= Casa del Hombre Doliente =

Foundation in Guayaquil, Ecuador

La casa del hombre doliente is a foundation located in Guayaquil, Ecuador, dedicated to caring for indigent people who are in the final stage of terminal illnesses. Casa del Hombre Doliente maintains the foundation with donations and volunteer efforts, doing activities to get more funds, for example, "El clasico de la solidaridad" which is a famous event in Guayaquil. The foundation now is under the management of Monsignor Juan I. Larrea Holguín and Margarita Arosemena Gómez-Lince.

==History==
The committee to construct "La casa del hombre doliente" was formed on July 18, 1988, by a group led by S.E. Cardinal Bernardino Echeverría Ruiz and S.E. Monsignor Juan Ignacio Larrea Holguín. In April 1993, "La casa del hombre doliente" officially opened their doors at Samanes 7 to the most needy people of Guayaquil, offering them a chance to fight their illnesses and have a better quality of life.

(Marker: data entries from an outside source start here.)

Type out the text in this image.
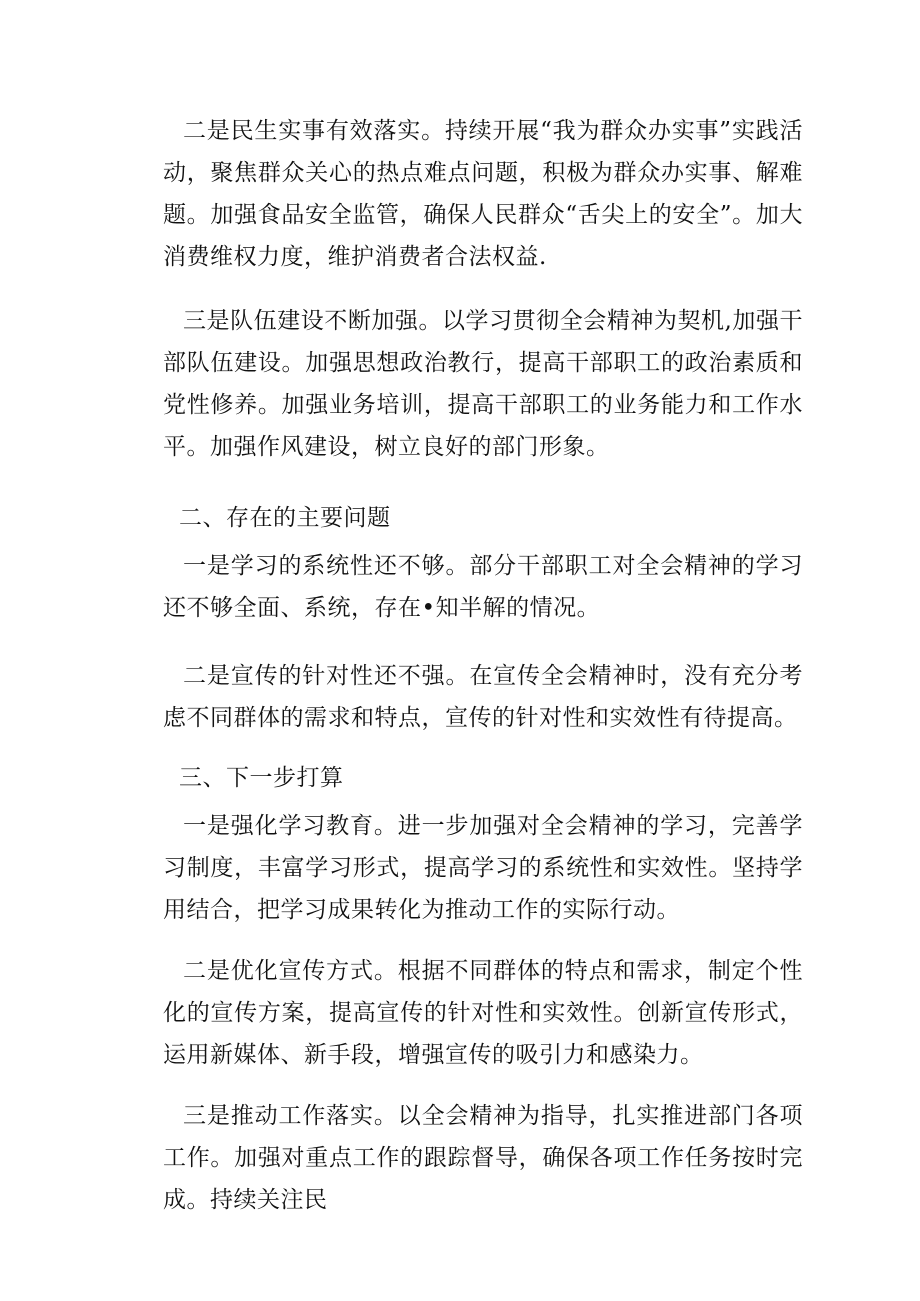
二是民生实事有效落实。持续开展“我为群众办实事”实践活动，聚焦群众关心的热点难点问题，积极为群众办实事、解难题。加强食品安全监管，确保人民群众“舌尖上的安全”。加大消费维权力度，维护消费者合法权益.

三是队伍建设不断加强。以学习贯彻全会精神为契机,加强干部队伍建设。加强思想政治教行，提高干部职工的政治素质和党性修养。加强业务培训，提高干部职工的业务能力和工作水平。加强作风建设，树立良好的部门形象。

二、存在的主要问题

一是学习的系统性还不够。部分干部职工对全会精神的学习还不够全面、系统，存在•知半解的情况。

二是宣传的针对性还不强。在宣传全会精神时，没有充分考虑不同群体的需求和特点，宣传的针对性和实效性有待提高。

三、下一步打算

一是强化学习教育。进一步加强对全会精神的学习，完善学习制度，丰富学习形式，提高学习的系统性和实效性。坚持学用结合，把学习成果转化为推动工作的实际行动。

二是优化宣传方式。根据不同群体的特点和需求，制定个性化的宣传方案，提高宣传的针对性和实效性。创新宣传形式，运用新媒体、新手段，增强宣传的吸引力和感染力。

三是推动工作落实。以全会精神为指导，扎实推进部门各项工作。加强对重点工作的跟踪督导，确保各项工作任务按时完成。持续关注民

The foundation is now one of the most recognized foundations in the city.

==Mission==
The mission of the foundation is to convert this center in a place which the extremely sick and poor people have place where they could be treated with dignity and to make this people life a little better in every sense they can and hoping that this place become for this people the waiting room for heaven.

===Labor===
They focus in taking care of indigent patients who are facing terminal diseases such as cancer, diabetes, muscular dystrophy, heart ailments, and HIV. The patients are distributed according to their pathology with around the clock attention and they receive:
- Lodging
- Medicines
- Meals
- Transfer to hospitals to see specialists or to use sophisticated equipment if necessary
- Laboratory exams
- Orientation and psychological aid for friends and family.